Una joven oficial llanera de la FAC se convirtió en la primera piloto de avión de combate en Latinoamérica.

La subteniente Liliana Paola Vergara Gutiérrez se graduó como piloto de Tucano. Su aspiración es comandar el legendario avión fantasma.
En medio de las noticias de orden público que rodearon al departamento del Meta durante dos semanas, la graduación de los pilotos en la base aérea de Apiay, en Villavicencio, pasó inadvertida para la mayoría de los medios de comunicación en el país.

Sin embargo, el pasado 14 de septiembre
fue un día muy especial para la subteniente Liliana Paola Vergara Gutiérrez y para la historia de la Fuerza Aérea Colombiana (FAC). Esta joven de apenas 25 años, que hace algunos años tuvo que recurrir a un préstamo en el Icetex para estudiar, se convirtió en la primera piloto de combate en Latinoamérica.

Ese día, mientras bajaba de la cabina, recordó la tarde cuando a su colegio en Villavicencio fueron algunos instructores de la FAC para invitar a las alumnas a inscribirse en el primer curso de oficiales mujeres de la institución. Fue así como ‘Llanera’ (el call sing o sobrenombre con la que la identifican en el aire sus colegas) dejó atrás su deseo de estudiar medicina. Tras aprobar los exámenes inició su carrera de piloto el 13 de enero de 1997 en la escuela de aviación Marco Fidel Suárez de Cali, donde estudió los primeros cuatro años.

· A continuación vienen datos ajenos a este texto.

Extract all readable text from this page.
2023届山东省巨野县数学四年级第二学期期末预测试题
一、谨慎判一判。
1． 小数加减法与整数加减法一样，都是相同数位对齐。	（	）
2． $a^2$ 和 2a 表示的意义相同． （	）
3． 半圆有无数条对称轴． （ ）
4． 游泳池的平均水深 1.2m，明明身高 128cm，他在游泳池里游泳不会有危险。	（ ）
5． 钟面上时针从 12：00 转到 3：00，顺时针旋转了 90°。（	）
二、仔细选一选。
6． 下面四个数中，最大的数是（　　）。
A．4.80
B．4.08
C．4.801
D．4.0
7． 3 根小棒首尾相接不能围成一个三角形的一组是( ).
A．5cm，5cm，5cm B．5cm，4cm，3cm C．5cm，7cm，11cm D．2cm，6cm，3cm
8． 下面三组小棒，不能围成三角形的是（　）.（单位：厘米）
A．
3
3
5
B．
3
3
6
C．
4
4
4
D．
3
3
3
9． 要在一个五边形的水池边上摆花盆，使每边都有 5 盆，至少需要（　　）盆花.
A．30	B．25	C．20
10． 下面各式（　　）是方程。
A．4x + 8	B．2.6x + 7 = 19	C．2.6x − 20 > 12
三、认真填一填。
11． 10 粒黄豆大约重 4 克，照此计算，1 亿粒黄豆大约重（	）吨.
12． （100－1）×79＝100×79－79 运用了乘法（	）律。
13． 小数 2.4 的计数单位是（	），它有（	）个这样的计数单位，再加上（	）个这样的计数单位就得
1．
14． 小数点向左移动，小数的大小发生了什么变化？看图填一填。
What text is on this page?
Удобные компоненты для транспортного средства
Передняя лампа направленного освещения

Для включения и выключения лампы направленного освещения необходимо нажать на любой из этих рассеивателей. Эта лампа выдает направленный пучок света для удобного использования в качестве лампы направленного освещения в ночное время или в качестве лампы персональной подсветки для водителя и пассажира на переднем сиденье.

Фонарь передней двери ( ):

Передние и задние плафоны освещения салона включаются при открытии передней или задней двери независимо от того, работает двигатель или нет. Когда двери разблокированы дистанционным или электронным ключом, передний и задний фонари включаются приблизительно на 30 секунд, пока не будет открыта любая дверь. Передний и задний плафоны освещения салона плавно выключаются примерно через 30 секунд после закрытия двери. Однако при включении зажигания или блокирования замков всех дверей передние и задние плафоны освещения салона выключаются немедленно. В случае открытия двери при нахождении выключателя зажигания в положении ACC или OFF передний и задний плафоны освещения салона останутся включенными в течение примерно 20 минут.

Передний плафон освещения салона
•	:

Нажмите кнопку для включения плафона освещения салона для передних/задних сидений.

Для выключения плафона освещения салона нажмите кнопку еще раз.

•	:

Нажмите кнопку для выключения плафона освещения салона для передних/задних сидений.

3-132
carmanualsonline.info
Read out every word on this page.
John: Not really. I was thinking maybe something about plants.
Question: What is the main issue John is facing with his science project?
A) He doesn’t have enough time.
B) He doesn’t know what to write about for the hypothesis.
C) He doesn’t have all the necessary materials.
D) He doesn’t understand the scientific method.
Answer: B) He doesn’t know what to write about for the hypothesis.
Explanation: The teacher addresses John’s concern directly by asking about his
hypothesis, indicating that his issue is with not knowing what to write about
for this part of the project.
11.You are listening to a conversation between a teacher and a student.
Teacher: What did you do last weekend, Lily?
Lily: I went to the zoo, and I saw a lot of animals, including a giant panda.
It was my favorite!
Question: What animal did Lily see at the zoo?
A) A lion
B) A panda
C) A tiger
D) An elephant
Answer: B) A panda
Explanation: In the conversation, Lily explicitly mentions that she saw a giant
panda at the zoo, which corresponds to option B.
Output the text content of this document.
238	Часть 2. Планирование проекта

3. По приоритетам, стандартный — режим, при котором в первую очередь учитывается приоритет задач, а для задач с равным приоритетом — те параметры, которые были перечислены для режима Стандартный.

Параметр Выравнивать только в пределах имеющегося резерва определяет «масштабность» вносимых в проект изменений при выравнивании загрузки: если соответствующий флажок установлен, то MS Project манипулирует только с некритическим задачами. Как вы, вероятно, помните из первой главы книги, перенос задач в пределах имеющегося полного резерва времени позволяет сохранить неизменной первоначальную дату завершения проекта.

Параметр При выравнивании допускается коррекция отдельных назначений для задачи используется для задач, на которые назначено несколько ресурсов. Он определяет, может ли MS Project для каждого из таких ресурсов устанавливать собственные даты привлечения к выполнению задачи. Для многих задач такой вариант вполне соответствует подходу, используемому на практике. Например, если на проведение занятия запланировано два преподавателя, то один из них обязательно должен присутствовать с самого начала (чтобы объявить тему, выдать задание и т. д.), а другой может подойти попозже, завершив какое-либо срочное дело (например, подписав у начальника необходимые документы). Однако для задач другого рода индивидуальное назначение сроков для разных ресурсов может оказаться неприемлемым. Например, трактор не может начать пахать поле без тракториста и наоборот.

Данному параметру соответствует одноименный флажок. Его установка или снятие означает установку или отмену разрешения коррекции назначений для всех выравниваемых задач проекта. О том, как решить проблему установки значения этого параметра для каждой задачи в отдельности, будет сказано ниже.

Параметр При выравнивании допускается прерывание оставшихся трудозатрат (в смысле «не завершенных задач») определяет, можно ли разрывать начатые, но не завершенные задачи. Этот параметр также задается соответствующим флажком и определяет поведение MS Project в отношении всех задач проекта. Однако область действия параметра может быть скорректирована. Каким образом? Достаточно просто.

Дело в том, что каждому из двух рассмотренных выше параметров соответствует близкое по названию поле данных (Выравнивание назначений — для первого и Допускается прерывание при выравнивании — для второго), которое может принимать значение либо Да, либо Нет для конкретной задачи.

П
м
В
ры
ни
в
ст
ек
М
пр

“Este período fue el más difícil de la carrera debido a la exigencia y la disciplina militar. Eran jornadas muy duras de entrenamiento, y la separación de mi familia me deprimía”, contó a SEMANA.

Una crisis inesperada estuvo a punto de desanimarla: “Al morir mi padre de un cáncer, yo me encontraba en Cali y la soledad fue muy grande. En ese instante pensé en abandonar la escuela, pero recordé que él alguna vez me había dicho que cuando estuviera volando me iba a estar observando en las nubes”, recuerda la subteniente.

Pero resistió y tras sus cuatro primeros años, fue trasladada al frío de Bogotá en el Comando Aéreo de Transporte Militar (Catam), donde, aunque sabía que estaba más cerca de sus objetivos, faltaban tres largos años de ardua preparación.

Pocas aguantaron el ritmo: de las 34 mujeres que habían comenzado con ella en Cali, sólo se graduaron 16, siete se convirtieron en pilotos de otras aeronaves y ella, en la única piloto de un avión de combate.

El pasado primero de julio regresó nuevamente a Villavicencio, donde, en la base aérea de Apiay, inició la recta final de su preparación. En la prueba final, y luego de hacer todo tipo de maniobras, de soportar varias gravedades y de controlar el vértigo a 2.400 metros de altura y 370 kilómetros por hora, aún estaba nerviosa, pero tranquila.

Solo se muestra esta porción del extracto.